3AC’s Demise Predicted By ENVELOP’s New Fundraising Model

You are probably aware that Three Arrows Capital (3AC), a well-known cryptocurrency venture capital firm, is in deep financial trouble due to a combination of overexposure, greed, excessive leverage, and inadequate risk management, which has sent shockwaves throughout the financial and cryptocurrency markets.

How could the 3AC catastrophe have been prevented or at least limited by adopting the ILAO ( Initial Locked Allocation Offering) model created by DAO ENVELOP?

Let’s start with some background on 3AC and what happened.

Su Zhu and Kyle Davies created Three Arrows Capital Ltd. in 2012, a hedge fund that focuses on “delivering better risk-adjusted returns”

Their company tagline hasn’t aged well, but Davies and Zhu developed 3AC into one of the largest crypto VCs, betting everything on price appreciation.

Despite their successes 3AC had put a lot of money into a number of troubled cryptocurrency projects, such as Terra, Axie Infinity, a “play to earn” game that was hacked by North Korea last year and lost almost $700m.

3AC backed Terra Luna. Before Terra’s bankruptcy a month ago, 3AC bought Locked Luna for $559.6 million. It’s now worth as low as $670. Luna’s massive losses prompted revenge trading.

From the 3AC margin call to the Celsius illiquidity to the Terra implosion, everything happened virtually at once. Many funds lost up to 90% of their money.

As many tokens had been vested and locked, they were unable to add collateral or pay off debt because of the lack of liquidity. An orderly liquidation ensued as a result of this. As the market began to fall, many holdings were left exposed, prompting many to describe their excessive use of leverage as irresponsible.
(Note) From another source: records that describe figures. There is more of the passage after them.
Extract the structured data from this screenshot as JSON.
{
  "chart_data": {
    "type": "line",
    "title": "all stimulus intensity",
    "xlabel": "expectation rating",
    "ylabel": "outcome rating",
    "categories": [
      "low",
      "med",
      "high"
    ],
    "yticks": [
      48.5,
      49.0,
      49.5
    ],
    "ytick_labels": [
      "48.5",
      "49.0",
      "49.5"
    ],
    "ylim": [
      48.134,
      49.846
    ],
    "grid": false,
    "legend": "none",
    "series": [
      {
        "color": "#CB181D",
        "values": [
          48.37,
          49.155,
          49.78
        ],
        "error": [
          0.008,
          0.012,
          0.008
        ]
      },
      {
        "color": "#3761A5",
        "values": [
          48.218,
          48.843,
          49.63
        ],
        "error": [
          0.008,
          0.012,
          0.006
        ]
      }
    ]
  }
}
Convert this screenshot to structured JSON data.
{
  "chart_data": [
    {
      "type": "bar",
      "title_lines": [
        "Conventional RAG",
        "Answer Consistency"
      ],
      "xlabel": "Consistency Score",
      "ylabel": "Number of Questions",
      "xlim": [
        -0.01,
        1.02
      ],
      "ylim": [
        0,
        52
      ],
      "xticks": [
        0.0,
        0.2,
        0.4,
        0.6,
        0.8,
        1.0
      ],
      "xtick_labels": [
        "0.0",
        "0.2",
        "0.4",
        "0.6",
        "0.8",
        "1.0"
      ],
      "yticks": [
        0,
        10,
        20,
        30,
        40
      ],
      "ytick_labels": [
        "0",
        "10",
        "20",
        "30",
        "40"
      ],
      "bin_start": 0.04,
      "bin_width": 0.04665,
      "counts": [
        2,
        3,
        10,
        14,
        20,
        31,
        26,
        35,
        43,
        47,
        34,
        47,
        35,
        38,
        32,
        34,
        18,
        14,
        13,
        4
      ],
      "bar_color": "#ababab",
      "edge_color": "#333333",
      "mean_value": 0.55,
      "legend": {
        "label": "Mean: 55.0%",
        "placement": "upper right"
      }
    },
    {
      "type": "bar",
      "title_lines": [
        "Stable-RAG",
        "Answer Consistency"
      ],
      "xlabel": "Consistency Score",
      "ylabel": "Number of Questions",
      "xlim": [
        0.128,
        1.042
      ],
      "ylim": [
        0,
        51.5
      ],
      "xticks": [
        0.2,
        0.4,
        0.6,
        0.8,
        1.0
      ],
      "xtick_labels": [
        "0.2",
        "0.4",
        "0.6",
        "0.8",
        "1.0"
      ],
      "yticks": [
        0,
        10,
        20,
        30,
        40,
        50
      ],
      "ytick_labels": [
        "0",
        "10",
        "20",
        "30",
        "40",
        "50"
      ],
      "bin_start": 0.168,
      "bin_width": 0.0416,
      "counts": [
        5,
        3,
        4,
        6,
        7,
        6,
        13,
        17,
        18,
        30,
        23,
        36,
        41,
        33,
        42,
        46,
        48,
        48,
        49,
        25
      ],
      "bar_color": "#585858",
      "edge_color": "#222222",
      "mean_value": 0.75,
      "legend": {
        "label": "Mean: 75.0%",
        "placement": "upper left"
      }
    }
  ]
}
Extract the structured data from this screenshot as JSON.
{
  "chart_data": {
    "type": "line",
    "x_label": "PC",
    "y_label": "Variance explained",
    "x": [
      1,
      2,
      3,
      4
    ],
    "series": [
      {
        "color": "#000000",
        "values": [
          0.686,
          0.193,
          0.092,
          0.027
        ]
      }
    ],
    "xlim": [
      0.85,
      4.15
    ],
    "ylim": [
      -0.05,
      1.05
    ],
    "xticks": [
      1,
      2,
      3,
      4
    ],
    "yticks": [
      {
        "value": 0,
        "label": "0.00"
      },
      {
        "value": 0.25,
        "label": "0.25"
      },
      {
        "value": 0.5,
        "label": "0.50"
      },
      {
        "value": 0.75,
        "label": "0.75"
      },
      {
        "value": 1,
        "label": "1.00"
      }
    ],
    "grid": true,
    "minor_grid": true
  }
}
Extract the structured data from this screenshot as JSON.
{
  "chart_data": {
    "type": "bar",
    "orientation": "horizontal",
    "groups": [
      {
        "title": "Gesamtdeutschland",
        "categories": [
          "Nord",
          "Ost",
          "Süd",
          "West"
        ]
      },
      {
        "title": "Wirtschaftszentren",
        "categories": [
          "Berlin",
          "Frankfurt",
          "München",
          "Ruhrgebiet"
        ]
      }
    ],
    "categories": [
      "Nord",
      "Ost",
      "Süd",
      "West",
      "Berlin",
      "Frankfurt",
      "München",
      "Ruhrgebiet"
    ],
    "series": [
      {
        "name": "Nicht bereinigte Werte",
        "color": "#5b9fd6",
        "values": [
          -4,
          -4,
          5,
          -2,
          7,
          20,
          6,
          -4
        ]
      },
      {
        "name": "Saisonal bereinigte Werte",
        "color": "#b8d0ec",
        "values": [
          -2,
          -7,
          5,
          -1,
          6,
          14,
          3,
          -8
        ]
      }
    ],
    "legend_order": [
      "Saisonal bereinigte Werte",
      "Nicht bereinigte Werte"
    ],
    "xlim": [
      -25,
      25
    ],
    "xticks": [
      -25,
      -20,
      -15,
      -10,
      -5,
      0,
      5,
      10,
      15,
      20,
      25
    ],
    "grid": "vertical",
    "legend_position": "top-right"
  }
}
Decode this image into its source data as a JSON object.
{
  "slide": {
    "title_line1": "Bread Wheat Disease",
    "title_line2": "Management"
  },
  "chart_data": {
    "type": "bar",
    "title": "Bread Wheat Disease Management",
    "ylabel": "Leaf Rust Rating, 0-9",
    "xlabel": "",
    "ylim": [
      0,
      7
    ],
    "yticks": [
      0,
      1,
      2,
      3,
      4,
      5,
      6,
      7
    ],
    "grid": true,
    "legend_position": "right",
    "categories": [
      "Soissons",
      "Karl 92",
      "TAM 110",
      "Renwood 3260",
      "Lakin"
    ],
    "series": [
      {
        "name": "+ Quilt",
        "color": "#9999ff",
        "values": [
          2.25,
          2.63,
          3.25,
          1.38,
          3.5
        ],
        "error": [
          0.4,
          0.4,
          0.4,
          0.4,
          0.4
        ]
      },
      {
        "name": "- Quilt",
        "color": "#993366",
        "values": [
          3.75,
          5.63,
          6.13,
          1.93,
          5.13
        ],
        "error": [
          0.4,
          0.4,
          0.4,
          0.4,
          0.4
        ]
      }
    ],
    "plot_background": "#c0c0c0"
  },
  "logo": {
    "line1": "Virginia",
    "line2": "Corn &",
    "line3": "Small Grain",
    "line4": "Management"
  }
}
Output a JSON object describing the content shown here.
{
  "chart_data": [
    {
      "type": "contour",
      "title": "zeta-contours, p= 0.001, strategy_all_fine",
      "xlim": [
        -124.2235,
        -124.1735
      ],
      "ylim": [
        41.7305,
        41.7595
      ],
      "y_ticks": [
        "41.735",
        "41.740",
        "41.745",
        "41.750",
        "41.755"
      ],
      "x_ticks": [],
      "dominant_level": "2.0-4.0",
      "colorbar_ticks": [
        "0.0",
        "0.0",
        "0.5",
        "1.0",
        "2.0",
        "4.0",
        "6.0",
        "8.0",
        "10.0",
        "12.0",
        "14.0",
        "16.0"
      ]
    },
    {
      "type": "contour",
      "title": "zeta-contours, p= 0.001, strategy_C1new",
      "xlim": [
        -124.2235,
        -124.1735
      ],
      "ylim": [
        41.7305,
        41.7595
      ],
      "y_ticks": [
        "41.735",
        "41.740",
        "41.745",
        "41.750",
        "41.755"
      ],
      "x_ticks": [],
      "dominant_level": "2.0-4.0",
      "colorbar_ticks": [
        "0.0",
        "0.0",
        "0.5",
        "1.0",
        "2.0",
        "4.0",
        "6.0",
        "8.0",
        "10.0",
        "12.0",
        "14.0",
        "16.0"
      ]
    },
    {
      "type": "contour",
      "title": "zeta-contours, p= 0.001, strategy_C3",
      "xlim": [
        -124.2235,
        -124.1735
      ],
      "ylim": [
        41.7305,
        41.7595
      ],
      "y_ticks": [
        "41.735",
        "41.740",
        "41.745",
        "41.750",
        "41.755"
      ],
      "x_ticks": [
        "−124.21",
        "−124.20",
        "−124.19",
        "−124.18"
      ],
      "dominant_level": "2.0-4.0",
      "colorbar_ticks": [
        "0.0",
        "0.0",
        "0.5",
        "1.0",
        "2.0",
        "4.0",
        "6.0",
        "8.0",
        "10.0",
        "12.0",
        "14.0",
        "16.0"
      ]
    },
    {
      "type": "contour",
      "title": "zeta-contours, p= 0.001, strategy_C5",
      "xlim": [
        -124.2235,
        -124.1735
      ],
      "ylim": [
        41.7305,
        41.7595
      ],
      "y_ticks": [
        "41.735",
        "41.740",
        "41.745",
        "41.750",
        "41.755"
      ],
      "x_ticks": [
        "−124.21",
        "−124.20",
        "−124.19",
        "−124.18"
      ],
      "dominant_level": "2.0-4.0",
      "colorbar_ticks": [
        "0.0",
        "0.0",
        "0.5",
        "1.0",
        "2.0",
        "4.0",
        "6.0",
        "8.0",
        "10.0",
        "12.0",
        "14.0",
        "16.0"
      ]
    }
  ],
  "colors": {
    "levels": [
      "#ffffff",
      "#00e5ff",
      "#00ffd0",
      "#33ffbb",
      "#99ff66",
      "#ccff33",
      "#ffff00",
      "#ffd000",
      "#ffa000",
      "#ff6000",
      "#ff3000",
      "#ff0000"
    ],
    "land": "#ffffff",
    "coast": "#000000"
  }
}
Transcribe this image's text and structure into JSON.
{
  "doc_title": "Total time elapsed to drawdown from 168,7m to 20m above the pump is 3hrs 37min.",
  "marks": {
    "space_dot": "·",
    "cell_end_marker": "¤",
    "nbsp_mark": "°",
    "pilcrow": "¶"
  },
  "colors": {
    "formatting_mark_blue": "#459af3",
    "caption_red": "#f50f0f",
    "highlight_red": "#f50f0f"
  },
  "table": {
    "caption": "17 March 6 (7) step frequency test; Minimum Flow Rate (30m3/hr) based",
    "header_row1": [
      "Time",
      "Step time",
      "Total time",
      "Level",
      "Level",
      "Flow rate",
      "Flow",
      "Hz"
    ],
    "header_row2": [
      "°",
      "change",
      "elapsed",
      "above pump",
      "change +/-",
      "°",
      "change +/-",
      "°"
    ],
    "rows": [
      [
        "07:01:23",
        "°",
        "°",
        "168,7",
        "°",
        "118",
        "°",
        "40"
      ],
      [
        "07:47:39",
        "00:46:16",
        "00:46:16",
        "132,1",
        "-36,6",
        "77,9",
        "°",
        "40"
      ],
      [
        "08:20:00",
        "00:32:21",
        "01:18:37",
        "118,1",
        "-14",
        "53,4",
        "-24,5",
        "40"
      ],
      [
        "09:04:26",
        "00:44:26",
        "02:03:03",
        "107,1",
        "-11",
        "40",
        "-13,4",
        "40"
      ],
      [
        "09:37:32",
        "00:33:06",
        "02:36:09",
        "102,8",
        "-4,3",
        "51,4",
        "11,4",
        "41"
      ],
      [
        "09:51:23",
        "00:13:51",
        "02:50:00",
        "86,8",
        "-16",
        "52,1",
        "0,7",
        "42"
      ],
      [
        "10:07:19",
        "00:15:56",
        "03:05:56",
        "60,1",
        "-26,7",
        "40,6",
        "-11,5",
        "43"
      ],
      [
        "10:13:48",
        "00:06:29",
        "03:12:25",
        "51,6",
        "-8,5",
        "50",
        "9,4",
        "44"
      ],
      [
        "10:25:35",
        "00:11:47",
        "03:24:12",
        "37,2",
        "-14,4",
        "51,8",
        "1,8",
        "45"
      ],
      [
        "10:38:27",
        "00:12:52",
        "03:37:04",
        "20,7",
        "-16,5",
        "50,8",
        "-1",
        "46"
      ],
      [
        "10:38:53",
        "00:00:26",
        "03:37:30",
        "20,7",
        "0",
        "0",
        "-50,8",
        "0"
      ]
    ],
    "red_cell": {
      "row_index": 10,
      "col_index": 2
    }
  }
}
3AC is said to have built a 9-figure $UST stake in the Anchor protocol with counter-party funds, which its creditors didn’t know about before the company went bankrupt..

3AC participated in the seed rounds of a number of the most notable Crypto protocols. Nonetheless, they still go bankrupt. The DAO ENVELOP team has been working hard on a mechanism that VCs and Startups can utilize in the future to avert such massive catastrophes.

A broader view of 3AC’s parabolic ascent and decline can be gained by zooming out and examining older models that have underpinned cryptocurrencies over the past decade and Later, we can introduce DAO ENVELOP’s new NFT-powered market model : ILAO / SAFT wNFT

ILAO = Initial Locked Allocation Offering

SAFT = Safe Automated Future Tokens

By utilizing DAO Envelop new model, projects are able to convert NFTs into financial instruments. This tool enables a smoother interaction between venture capitalists and startups in an efficient, low-risk, and cutting-edge manner while simultaneously providing on hand liquidity and increasing chances of successfully raising funds.

All of these benefits are attainable with the utilization of Dynamic NFT technology, which DAO Envelop refers to as wrapping. Despite the fact that project tokens are wrapped and locked according to their vesting durations, the new wNFT itself can be traded.

Less time will be spent on the creation of hype, freeing up more time for projects to concentrate on the development of actual utility. In order to avoid any kind of 3AC situation, venture capitalists will have greater flexibility and will be able to reduce risk more effectively.

Scotch.sale is an over-the-counter market for wNFTs that will be beneficial to all projects and VCs because all listings can be filtered by time locks, royalties, amount of tokens, and value in preferred currency.